Ganz ähnlich verhält es sich in der Türkei. Während man in Deutschland mit völligem Unverständnis auf den pompösen neuen Regierungssitz des türkischen Präsidenten Erdoğan reagiert, entspricht dieses Zurschaustellen der Macht letztlich genau den Erwartungen, die man offenbar in diesem Kulturkreis mehrheitlich an eine Herrscherpersönlichkeit hat. Hier spielen ähnliche Vorstellungen eine Rolle, wie vor Zeiten in Europa im Blick auf den französischen König und seine Residenz in Versailles. Das mag Deutschen anachronistisch erscheinen, hängt aber letztlich nur damit zusammen, dass unsere Empfindungen mittlerweile anders geprägt sind als die großer Teile der türkischen Bevölkerung. Auf dem Hintergrund uns mittlerweile vertrauter Kulturstandards ist die Begeisterung, die viele Türken für Erdoğan haben, deshalb auch völlig unbegreiflich.
Unausgefülltes Machtvakuum
Wer solche Zusammenhänge nicht berücksichtigt, kann ganz schnell Schiffbruch erleiden - in der großen Politik wie auch im persönlichen Umfeld. Denn solch unterschiedliche Erwartungen an einen Mächtigen prägen schließlich auch die verschiedenen Milieus in unserer Umgebung.
Klassenzimmer in Deutschland
Lizenz: capl@washjeff.edu,
Klassenzimmer "Gymnasium", Creative Commons 3.0 US License
Während eines Praktikums noch im Rahmen des Studiums musste ich dies am eigenen Leib erfahren. Es war Anfang der Achtzigerjahre des vorigen Jahrhunderts, als ich eine Vertretungsstunde in einer Schulklasse zu halten hatte.

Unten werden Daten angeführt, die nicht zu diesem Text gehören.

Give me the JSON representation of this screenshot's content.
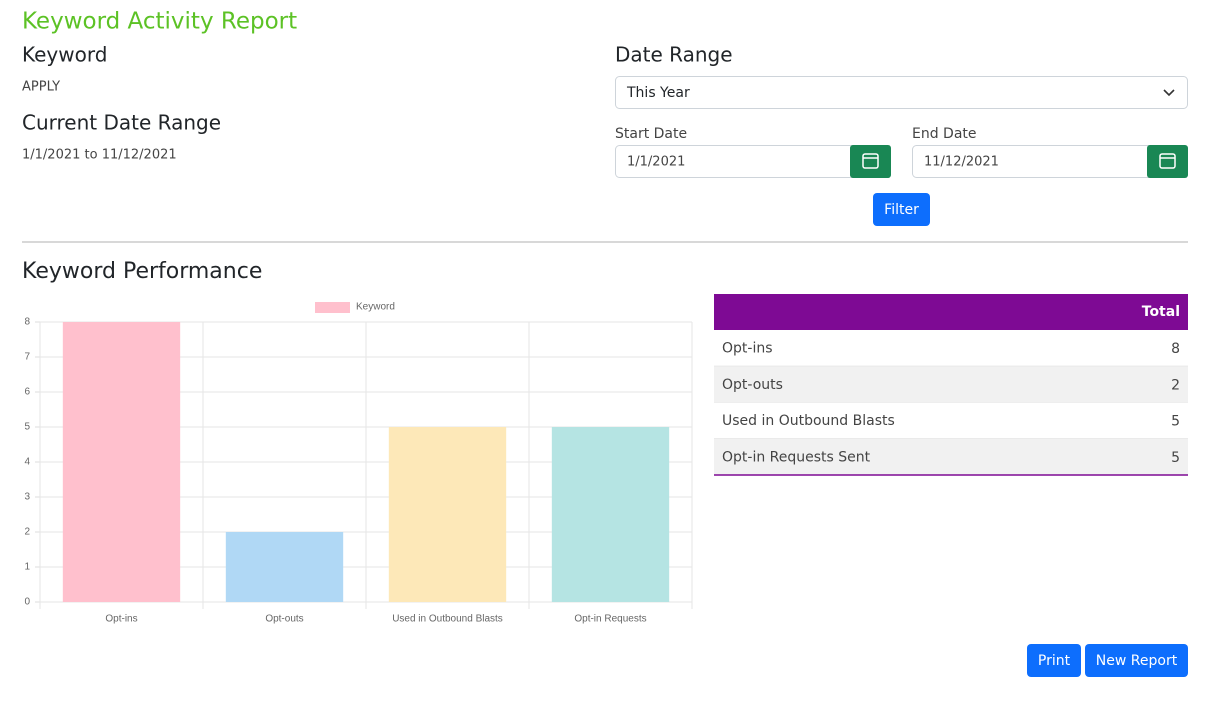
{
  "header": {
    "title": "Keyword Activity Report"
  },
  "keyword": {
    "label": "Keyword",
    "value": "APPLY"
  },
  "current_range": {
    "label": "Current Date Range",
    "value": "1/1/2021 to 11/12/2021"
  },
  "filters": {
    "date_range_label": "Date Range",
    "date_range_value": "This Year",
    "start_label": "Start Date",
    "start_value": "1/1/2021",
    "end_label": "End Date",
    "end_value": "11/12/2021",
    "button": "Filter"
  },
  "section_title": "Keyword Performance",
  "chart_data": {
    "type": "bar",
    "categories": [
      "Opt-ins",
      "Opt-outs",
      "Used in Outbound Blasts",
      "Opt-in Requests"
    ],
    "series": [
      {
        "name": "Keyword",
        "color": "#ffc0cd",
        "values": [
          8,
          2,
          5,
          5
        ]
      }
    ],
    "colors": [
      "#ffc0cd",
      "#b0d8f5",
      "#fde8b8",
      "#b5e4e3"
    ],
    "ylim": [
      0,
      8
    ],
    "yticks": [
      0,
      1,
      2,
      3,
      4,
      5,
      6,
      7,
      8
    ],
    "grid": true,
    "legend": "top"
  },
  "table": {
    "header": "Total",
    "rows": [
      [
        "Opt-ins",
        8
      ],
      [
        "Opt-outs",
        2
      ],
      [
        "Used in Outbound Blasts",
        5
      ],
      [
        "Opt-in Requests Sent",
        5
      ]
    ]
  },
  "buttons": [
    "Print",
    "New Report"
  ]
}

Normalerweise unterrichtete hier der dortige Ortspfarrer. Er hatte wohl eine ganz andere Vorstellung von Unterricht - und damit auch von der Ausübung der Macht eines Lehrers - als ich.
Als ich nun - auch nur wenige Jahre älter als die Schüler - versuchte, einen auf "guten Kumpel" zu machen, war das Ergebnis, dass nach zehn Minuten die Rektorin der Schule im Klassenzimmer stand, um nach dem Rechten zu sehen. Der Lärm, der aus dem Zimmer dröhnte, war offenbar selbst im nahe gelegenen Rektorat nicht zu überhören.
Die Schüler in dieser Klasse waren offensichtlich ein starkes Machtgefälle gewohnt. Der Pfarrer besetzte als Lehrer eine recht hohe Machtposition. Sie erlebten ihn als absolute Respektperson. Diese Rollenverteilung waren sie so gewohnt, dass sie mit der "neuen Freiheit" absolut nicht umgehen konnten. Das entstandene Machtvakuum ließ sich nicht wirklich füllen. In bestimmten Kulturkreisen - wie etwa in diesem spezifischen Kulturkreis Schulklasse - wird von "Herrschenden" ein ganz bestimmtes Auftreten vorausgesetzt. Dieses Auftreten wird dann aber auch erwartet, um sie als Herrschende überhaupt respektieren zu können.
Die gleichen Erfahrungen dürften deutsche Manager machen, wenn sie in einem russischen Unternehmen nach mitteleuropäischem Muster ihr Chef-Sein nicht überbetonen möchten. Mit der Rolle, gleichberechtigte Mitarbeiter in einem Team ohne große Hierarchie zu sein, wären viele russische Beschäftigte wohl völlig überfordert. Russland ist fast durchgängig ein Kulturraum, der von großem Machtgefälle geprägt ist. Das hat das Empfinden der Menschen in langen Jahrzehnten so geprägt, dass man vom Chef am Ende auch ein solches Auftreten erwartet.
Wichtig ist, dass es hier nicht um richtiges oder falsches Verständnis von Macht geht. Ich muss zunächst einmal festhalten, dass das Verhältnis, das ein Mensch zu Herrschaft und Macht hat, letztlich ganz einfach etwas über seinen Standpunkt im kulturellen Raum deutlich macht, etwas über seine kulturelle Orientierung aussagt.